Secondary study endpoints for the infant include a composite of serious health outcomes - defined as perinatal death or birth trauma (nerve palsy, bone fracture), or shoulder dystocia; gestational age at birth; birth weight; macrosomia - defined as birth weight > 4 kg; small for gestational age - defined as a birth weight < 10th centile using growth charts adjusted for gestational age and infant sex [28]; length at birth; head circumference at birth; use of respiratory support; hypoglycaemia; hyperbilirubinaemia; neonatal intensive care unit admission and length of stay; and length of postnatal stay.

Sample size

A total sample size of 1080 participants from 10 hospitals over 6 study periods of four months will provide 90% power at 5% level of significance (two-sided) to detect a treatment difference of 6% in the proportion of large for gestational age babies, from 13% [7] using the less tight glycaemic treatment targets to 7% [13] using the tighter glycaemic treatment targets, assuming an intra-cluster correlation coefficient of 0.05 [24].

Monitoring

An independent Data Monitoring Committee (DMC) with terms of reference will be established. The DMC will monitor the study processes and review any serious adverse events reported by the study sites. No interim analyses are planned.

Analysis and reporting of results

Data will be analysed by a statistician independent of the clinical investigators who will prepare the statistical analysis plan. Baseline characteristics of all women will be summarised descriptively by the two treatment periods, less tight and tighter glycaemic target periods, to assess comparability of the study groups. Data points in the control section wedge – Less Tight Target Period - will be compared with data points in the intervention section - Tighter Target Period - to assess the effectiveness of the intervention [29]. Treatment evaluations will follow the intention-to-treat principle. Statistical tests will be two-sided and maintained at 5% level of significance. Generalized linear mixed models will be used to evaluate the main treatment effect, with a random effect for hospital group and fixed effects for the intervention implementation and the study time period. Both unadjusted and adjusted analyses will be carried out. Secondary exploratory analyses will consider baseline covariates that show evidence of imbalance between study groups and are related to the outcome of interest.
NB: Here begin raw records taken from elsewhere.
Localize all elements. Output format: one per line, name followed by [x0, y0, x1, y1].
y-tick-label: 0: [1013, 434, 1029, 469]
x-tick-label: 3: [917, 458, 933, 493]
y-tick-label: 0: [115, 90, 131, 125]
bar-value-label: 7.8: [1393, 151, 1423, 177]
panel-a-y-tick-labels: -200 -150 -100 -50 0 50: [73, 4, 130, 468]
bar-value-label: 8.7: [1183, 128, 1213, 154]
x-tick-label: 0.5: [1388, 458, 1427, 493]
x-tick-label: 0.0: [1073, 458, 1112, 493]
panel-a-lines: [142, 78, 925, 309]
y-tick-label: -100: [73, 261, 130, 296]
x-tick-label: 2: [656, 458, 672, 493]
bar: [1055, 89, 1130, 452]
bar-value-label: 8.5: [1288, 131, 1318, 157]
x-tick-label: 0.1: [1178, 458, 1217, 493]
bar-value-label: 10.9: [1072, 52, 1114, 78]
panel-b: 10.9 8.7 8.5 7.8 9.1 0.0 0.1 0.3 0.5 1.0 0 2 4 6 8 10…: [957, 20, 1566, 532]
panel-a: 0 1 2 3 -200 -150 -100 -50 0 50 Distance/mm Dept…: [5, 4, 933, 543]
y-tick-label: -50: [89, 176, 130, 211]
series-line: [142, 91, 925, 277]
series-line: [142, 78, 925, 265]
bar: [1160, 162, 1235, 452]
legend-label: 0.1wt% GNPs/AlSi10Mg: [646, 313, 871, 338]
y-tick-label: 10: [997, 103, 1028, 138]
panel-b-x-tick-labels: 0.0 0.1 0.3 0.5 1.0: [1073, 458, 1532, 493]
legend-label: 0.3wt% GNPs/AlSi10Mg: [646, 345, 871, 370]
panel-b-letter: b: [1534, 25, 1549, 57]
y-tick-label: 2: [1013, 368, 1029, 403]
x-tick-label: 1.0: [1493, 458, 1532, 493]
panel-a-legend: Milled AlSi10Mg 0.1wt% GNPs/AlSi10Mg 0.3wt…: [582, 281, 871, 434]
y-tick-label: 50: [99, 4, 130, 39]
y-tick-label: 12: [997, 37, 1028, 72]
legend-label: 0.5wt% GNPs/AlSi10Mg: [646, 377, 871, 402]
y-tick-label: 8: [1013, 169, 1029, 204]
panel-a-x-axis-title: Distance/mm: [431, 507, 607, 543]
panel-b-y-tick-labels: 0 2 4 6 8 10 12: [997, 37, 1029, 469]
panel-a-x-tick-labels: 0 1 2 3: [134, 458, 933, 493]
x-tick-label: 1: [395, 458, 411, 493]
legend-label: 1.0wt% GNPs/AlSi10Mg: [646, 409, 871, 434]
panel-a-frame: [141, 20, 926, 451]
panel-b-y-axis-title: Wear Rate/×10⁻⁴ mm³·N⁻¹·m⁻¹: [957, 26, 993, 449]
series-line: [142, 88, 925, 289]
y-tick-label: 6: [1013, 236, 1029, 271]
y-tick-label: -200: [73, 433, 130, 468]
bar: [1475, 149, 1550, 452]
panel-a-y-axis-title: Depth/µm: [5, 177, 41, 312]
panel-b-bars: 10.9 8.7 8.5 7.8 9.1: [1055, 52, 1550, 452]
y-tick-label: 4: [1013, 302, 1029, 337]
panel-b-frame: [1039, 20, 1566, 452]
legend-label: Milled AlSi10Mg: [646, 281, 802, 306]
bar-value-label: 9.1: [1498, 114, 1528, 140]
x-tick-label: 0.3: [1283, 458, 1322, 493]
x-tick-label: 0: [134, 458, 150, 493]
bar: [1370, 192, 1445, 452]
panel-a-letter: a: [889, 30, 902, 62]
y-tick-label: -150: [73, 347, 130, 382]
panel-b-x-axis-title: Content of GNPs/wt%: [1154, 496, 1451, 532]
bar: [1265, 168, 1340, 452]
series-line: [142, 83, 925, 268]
The risk estimates and 95% confidence intervals will be reported using log binomial regression for binary outcomes. Continuous outcomes will be analysed using linear regression. All model assumptions, including normality, will be assessed.

Discussion

Gestational diabetes is a major and increasing health problem globally. Maternal risks include preeclampsia, induction of labour, and within 10 years, over half of the women will have developed type 2 diabetes. Infants born to mothers with GDM are more likely to be large for gestational age, which is highly correlated with the degree of maternal hyperglycaemia and strongly associated with birth injuries and caesarean birth [7, 13]. Large for gestational age offspring are at high risk of long-term adverse health that includes obesity, diabetes, and the metabolic syndrome [9]. Effective interventions that normalise maternal glycaemia and optimise fetal growth and so reduce the risk of being born large for gestational age have the potential for prevention of both short and long-term health problems.

Clinical practice recommendations on the glycaemic targets to use in the treatment of women with GDM vary worldwide and are based on consensus, as there have been no randomised trials published. The optimal glycaemic treatment targets to advise women with GDM to use are therefore unclear.

The TARGET Trial will provide high-level evidence of direct relevance for clinical practice. If tighter treatment targets for women with GDM results in significantly fewer large for gestational age infants and less adverse maternal and perinatal outcomes then they should be recommended for women with GDM and would be of great importance for these women, their children, health services and local communities.